Now the incomplete wall, which is already one of the most expensive megaprojects in US history, with an estimated final price of over US $ 15 billion (R $ 84 billion), is making the problems worse again. tensions, critics urging Biden to demolish parts of the wall and Republican leaders are asking the president to complete construction.
The most recent controversy over the wall comes amid a huge increase in migration across the border that prompts US officials to seek additional places to welcome newcomers, especially unaccompanied children and adolescents. More than 9,400 migrant minors arrived at the border without their parents in February – nearly three times the number seen at the same time last year – creating a serious humanitarian problem.
The Biden administration suspended construction of the border wall on January 20, the president’s first day in office, announcing a 60-day period during which authorities determine how to proceed.
Former President Donald Trump has made the border wall a symbol of his administration’s efforts to curb immigration. Many sections of the border, 3,100 km long, already had low barriers erected by previous governments, but the project has been mired in controversy from the start.
Only a few kilometers of wall have been erected in South Texas, the region where most illegal crossings take place. Instead, much of the work, particularly in the final days of the Trump administration, has been done in remote areas of Arizona where, in recent years, cases of illegal border crossings have been. relatively rare.
The U.S. Customs and Border Protection (CBP), the body responsible for selecting sites for the construction of the border wall, said in a statement released last week that the points chosen for the new construction barriers have entered “.
“Border barriers delay and prevent illegal activity,” CBP spokesperson Matthew Dyman said.

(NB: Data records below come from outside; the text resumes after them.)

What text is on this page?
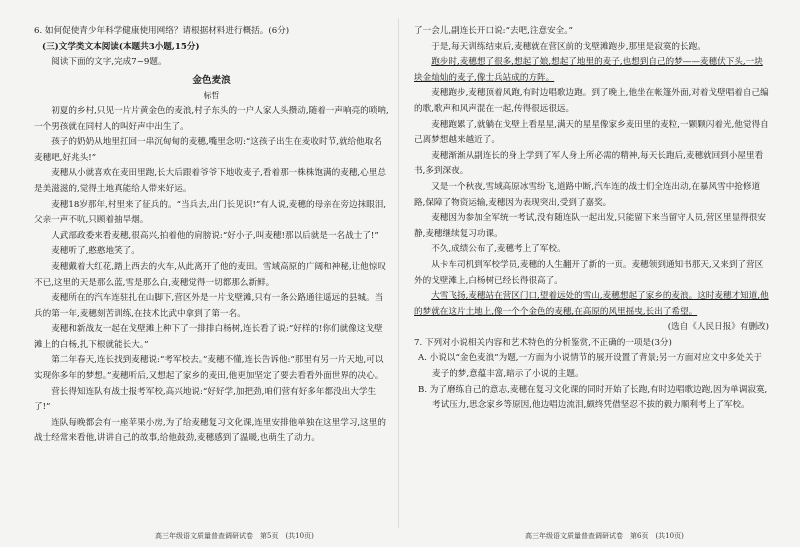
6. 如何促使青少年科学健康使用网络？请根据材料进行概括。(6分)

(三)文学类文本阅读(本题共3小题,15分)

阅读下面的文字,完成7~9题。

金色麦浪

标哲

初夏的乡村,只见一片片黄金色的麦浪,村子东头的一户人家人头攒动,随着一声响亮的唢呐,一个男孩就在同村人的叫好声中出生了。

孩子的奶奶从地里扛回一串沉甸甸的麦穗,嘴里念叨:“这孩子出生在麦收时节,就给他取名麦穗吧,好兆头!”

麦穗从小就喜欢在麦田里跑,长大后跟着爷爷下地收麦子,看着那一株株饱满的麦穗,心里总是美滋滋的,觉得土地真能给人带来好运。

麦穗18岁那年,村里来了征兵的。“当兵去,出门长见识!”有人说,麦穗的母亲在旁边抹眼泪,父亲一声不吭,只顾着抽旱烟。

人武部政委来看麦穗,很高兴,拍着他的肩膀说:“好小子,叫麦穗!那以后就是一名战士了!”

麦穗听了,憨憨地笑了。

麦穗戴着大红花,踏上西去的火车,从此离开了他的麦田。雪域高原的广阔和神秘,让他惊叹不已,这里的天是那么蓝,雪是那么白,麦穗觉得一切都那么新鲜。

麦穗所在的汽车连驻扎在山脚下,营区外是一片戈壁滩,只有一条公路通往遥远的县城。当兵的第一年,麦穗刻苦训练,在技术比武中拿到了第一名。

麦穗和新战友一起在戈壁滩上种下了一排排白杨树,连长看了说:“好样的!你们就像这戈壁滩上的白杨,扎下根就能长大。”

第二年春天,连长找到麦穗说:“考军校去。”麦穗不懂,连长告诉他:“那里有另一片天地,可以实现你多年的梦想。”麦穗听后,又想起了家乡的麦田,他更加坚定了要去看看外面世界的决心。

营长得知连队有战士报考军校,高兴地说:“好好学,加把劲,咱们营有好多年都没出大学生了!”

连队每晚都会有一座苹果小房,为了给麦穗复习文化课,连里安排他单独在这里学习,这里的战士经常来看他,讲讲自己的故事,给他鼓劲,麦穗感到了温暖,也萌生了动力。

了一会儿,副连长开口说:“去吧,注意安全。”

于是,每天训练结束后,麦穗就在营区前的戈壁滩跑步,那里是寂寞的长跑。

跑步时,麦穗想了很多,想起了娘,想起了地里的麦子,也想到自己的梦——麦穗伏下头,一块块金灿灿的麦子,像士兵站成的方阵。

麦穗跑步,麦穗顶着风跑,有时边唱歌边跑。到了晚上,他坐在帐篷外面,对着戈壁唱着自己编的歌,歌声和风声混在一起,传得很远很远。

麦穗跑累了,就躺在戈壁上看星星,满天的星星像家乡麦田里的麦粒,一颗颗闪着光,他觉得自己离梦想越来越近了。

麦穗渐渐从副连长的身上学到了军人身上所必需的精神,每天长跑后,麦穗就回到小屋里看书,多到深夜。

又是一个秋夜,雪域高原冰雪纷飞,道路中断,汽车连的战士们全连出动,在暴风雪中抢修道路,保障了物资运输,麦穗因为表现突出,受到了嘉奖。

麦穗因为参加全军统一考试,没有随连队一起出发,只能留下来当留守人员,营区里显得很安静,麦穗继续复习功课。

不久,成绩公布了,麦穗考上了军校。

从卡车司机到军校学员,麦穗的人生翻开了新的一页。麦穗领到通知书那天,又来到了营区外的戈壁滩上,白杨树已经长得很高了。

大雪飞扬,麦穗站在营区门口,望着远处的雪山,麦穗想起了家乡的麦浪。这时麦穗才知道,他的梦就在这片土地上,像一个个金色的麦穗,在高原的风里摇曳,长出了希望。

(选自《人民日报》有删改)

7. 下列对小说相关内容和艺术特色的分析鉴赏,不正确的一项是(3分)

A. 小说以“金色麦浪”为题,一方面为小说情节的展开设置了背景;另一方面对应文中多处关于麦子的梦,意蕴丰富,暗示了小说的主题。

B. 为了磨练自己的意志,麦穗在复习文化课的同时开始了长跑,有时边唱歌边跑,因为单调寂寞,考试压力,思念家乡等原因,他边唱边流泪,颇终凭借坚忍不拔的毅力顺利考上了军校。

高三年级语文质量普查调研试卷　第5页　(共10页)	高三年级语文质量普查调研试卷　第6页　(共10页)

Alejandro Mayorkas, Biden’s Homeland Security secretary, has been tasked with deciding whether work should be “resumed, amended or closed” at the end of the 60-day suspension period this month. But last-minute construction efforts left a curious situation for the new administration to assess. Much of the accelerated construction activity took place in the days between the Jan.6 attack on Capitol Hill by Trump supporters and Biden’s inauguration on the 20th of this month.
Some sections of the border, especially on relatively flat federal land, now have long, continuous segments of nine-meter-high steel barriers that can last in the wilderness for many decades.
In other areas, migrants can easily bypass isolated sections of wall, some of which look more like works of conceptual art than towering barriers.
There are semi-dynamite peaks where teams of workers put down their tools in January, creating an increased risk of rapid erosion and even dangerous landslides, now that the summer monsoon season is approaching.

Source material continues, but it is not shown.